Die FDP hat von allen im Bundestag vertretenen Parteien das mit Abstand kürzeste Wahlprogramm. Auf gerade einmal 68 Seiten werden zwar zahlreiche Themenfelder gestreift und die Grundpositionen der FDP vorgestellt. Auf Herleitungen und vor allem Konkretisierungen verzichtet man jedoch wohlwissend bei den meisten Themen. Selbst bei Kernthemen für die eigene Klientel, wie beispielsweise den konkreten Steuersätzen bei den geforderten Steuersenkungen, bleibt man erstaunlich vage. So erinnert das Wahlprogramm auch eher an ein Thesenpapier als an einen Forderungskatalog. Das macht die Sache jedoch nicht besser, da die FDP auf den zentralen Themenfeldern in ihrem Wahlprogramm Positionen vertritt, die eins zu eins genau den „alten“ Neoliberalismus auferstehen lassen, den die FDP als Juniorpartner der CDU von 2009 bis 2013 vertreten hat und wegen dem sie damals mit einem Ergebnis von 4,8% aus dem Bundestag gewählt wurde.
Beim Thema Altersvorsorge sieht die FDP – wenig überraschend – Handlungsbedarf bei der Stärkung der privaten Altersvorsorge. Den Liberalen schwebt hier ein Baukastenprinzip vor, bei dem man die Bausteine der gesetzlichen, betrieblichen und privaten Altersvorsorge „je nach Lebenslage flexibel kombinieren und an moderne Lebensläufe anpassen“ kann. Wie genau das funktionieren soll und wie sich dies auf die Ansprüche und Anwartschaften auswirkt, verrät die FDP jedoch nicht. Einer der wenigen konkreten Punkte ist die Forderung, den Satz der gesetzlichen Rentenversicherung von 18,6% auf 16,6% zu senken und dafür zusätzlich 2,0% des Bruttoeinkommens in eine verpflichtende gesetzliche Aktienrente einzuzahlen. Die soll als Fonds ähnlich dem privaten Aktiensparen „unabhängig verwaltet“ werden.

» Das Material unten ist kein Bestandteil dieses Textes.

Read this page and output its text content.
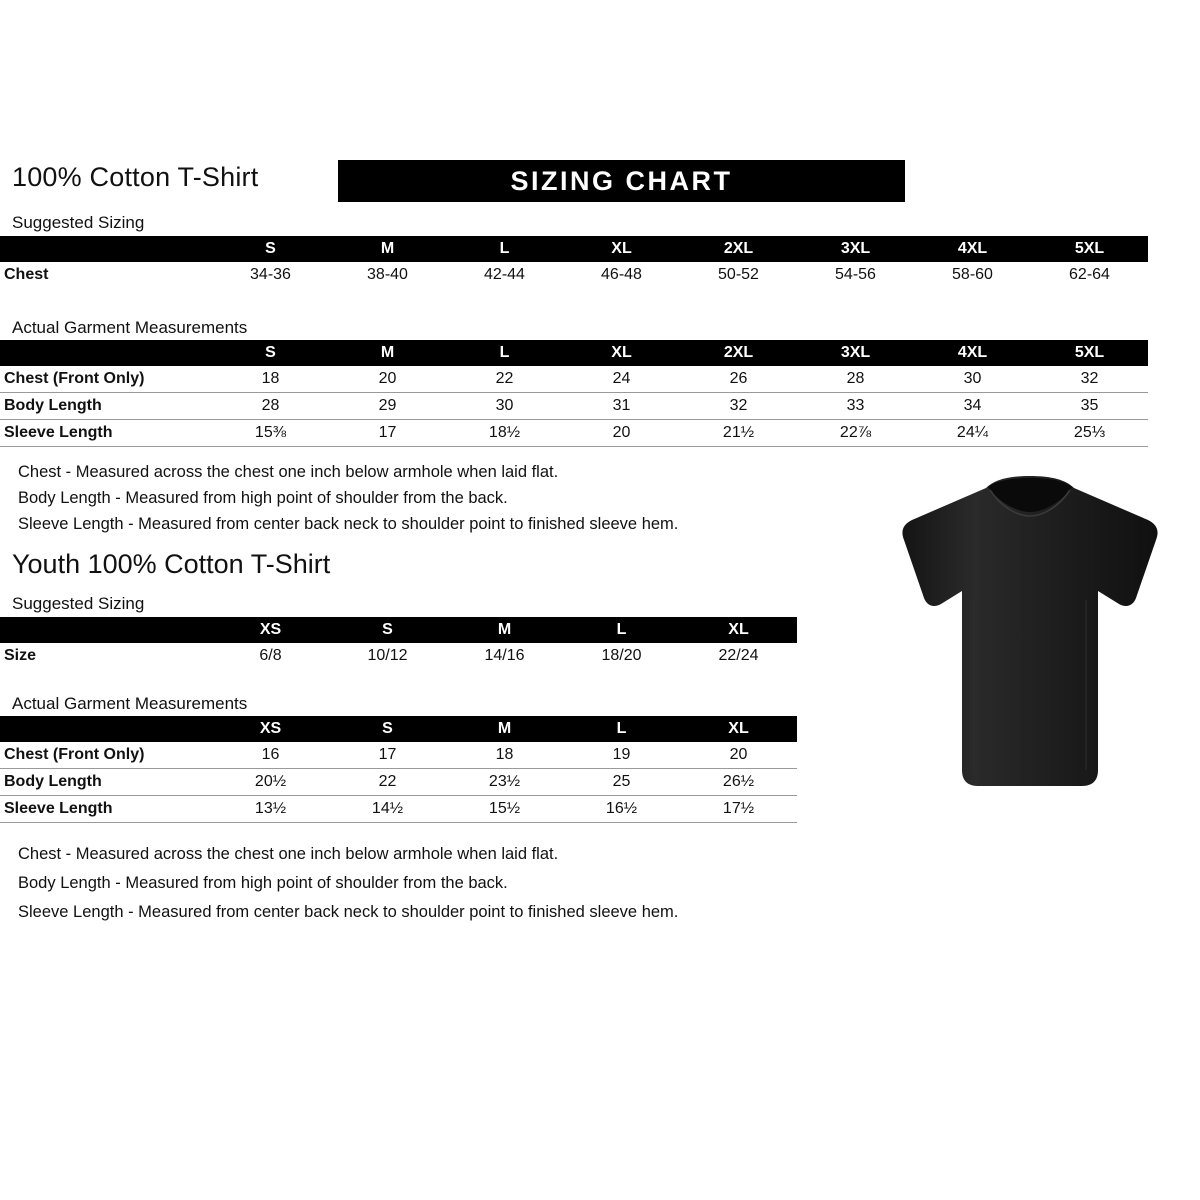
100% Cotton T-Shirt	SIZING CHART
Suggested Sizing
	S	M	L	XL	2XL	3XL	4XL	5XL
Chest	34-36	38-40	42-44	46-48	50-52	54-56	58-60	62-64
Actual Garment Measurements
	S	M	L	XL	2XL	3XL	4XL	5XL
Chest (Front Only)	18	20	22	24	26	28	30	32
Body Length	28	29	30	31	32	33	34	35
Sleeve Length	15⅜	17	18½	20	21½	22⅞	24¼	25⅓
Chest - Measured across the chest one inch below armhole when laid flat.
Body Length - Measured from high point of shoulder from the back.
Sleeve Length - Measured from center back neck to shoulder point to finished sleeve hem.
Youth 100% Cotton T-Shirt
Suggested Sizing
	XS	S	M	L	XL
Size	6/8	10/12	14/16	18/20	22/24
Actual Garment Measurements
	XS	S	M	L	XL
Chest (Front Only)	16	17	18	19	20
Body Length	20½	22	23½	25	26½
Sleeve Length	13½	14½	15½	16½	17½
Chest - Measured across the chest one inch below armhole when laid flat.
Body Length - Measured from high point of shoulder from the back.
Sleeve Length - Measured from center back neck to shoulder point to finished sleeve hem.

Wie die Rentenversicherung im Umlagesystem die dadurch entstehende Lücke bei den ausgezahlten Renten decken soll, verrät die FDP nicht. Stichhaltige Argumente, die gegen eine Aktienrente sprechen, werden ignoriert.
Von einem festen Renteneintrittsalter hält die FDP nichts. Das soll künftig „flexibel“ gehandhabt werden. Wer eher in Rente geht, bekommt weniger, wer später in Rente geht, mehr Geld. Zusätzlich sollen die Zuverdienstgrenzen abgeschafft werden. Frank und frei erklärt das Wahlprogramm auch den Sinn und Zweck dieser Regelungen: „Das sorgt zum einen für mehr finanzielle Stabilität, weil die Menschen im Schnitt länger im Beruf bleiben“. Wer also mit 67 eigentlich noch arbeiten müsste, da er von seiner zu erwartenden Rente nicht leben kann, hätte „dank“ der FDP-Regelungen nun die Möglichkeit, völlig flexibel Geld mit Minijobs o.ä. hinzuzuverdienen. Was das mit „finanzieller Stabilität“ zu tun haben soll, erklärt das Wahlprogramm nicht. Und wer nicht bis in hohe Alter arbeiten kann oder nur geringe Ansprüche hat, für den hat die FDP eine Basis-Rente im Programm. Wie hoch die ist, verrät man ebenfalls lieber nicht.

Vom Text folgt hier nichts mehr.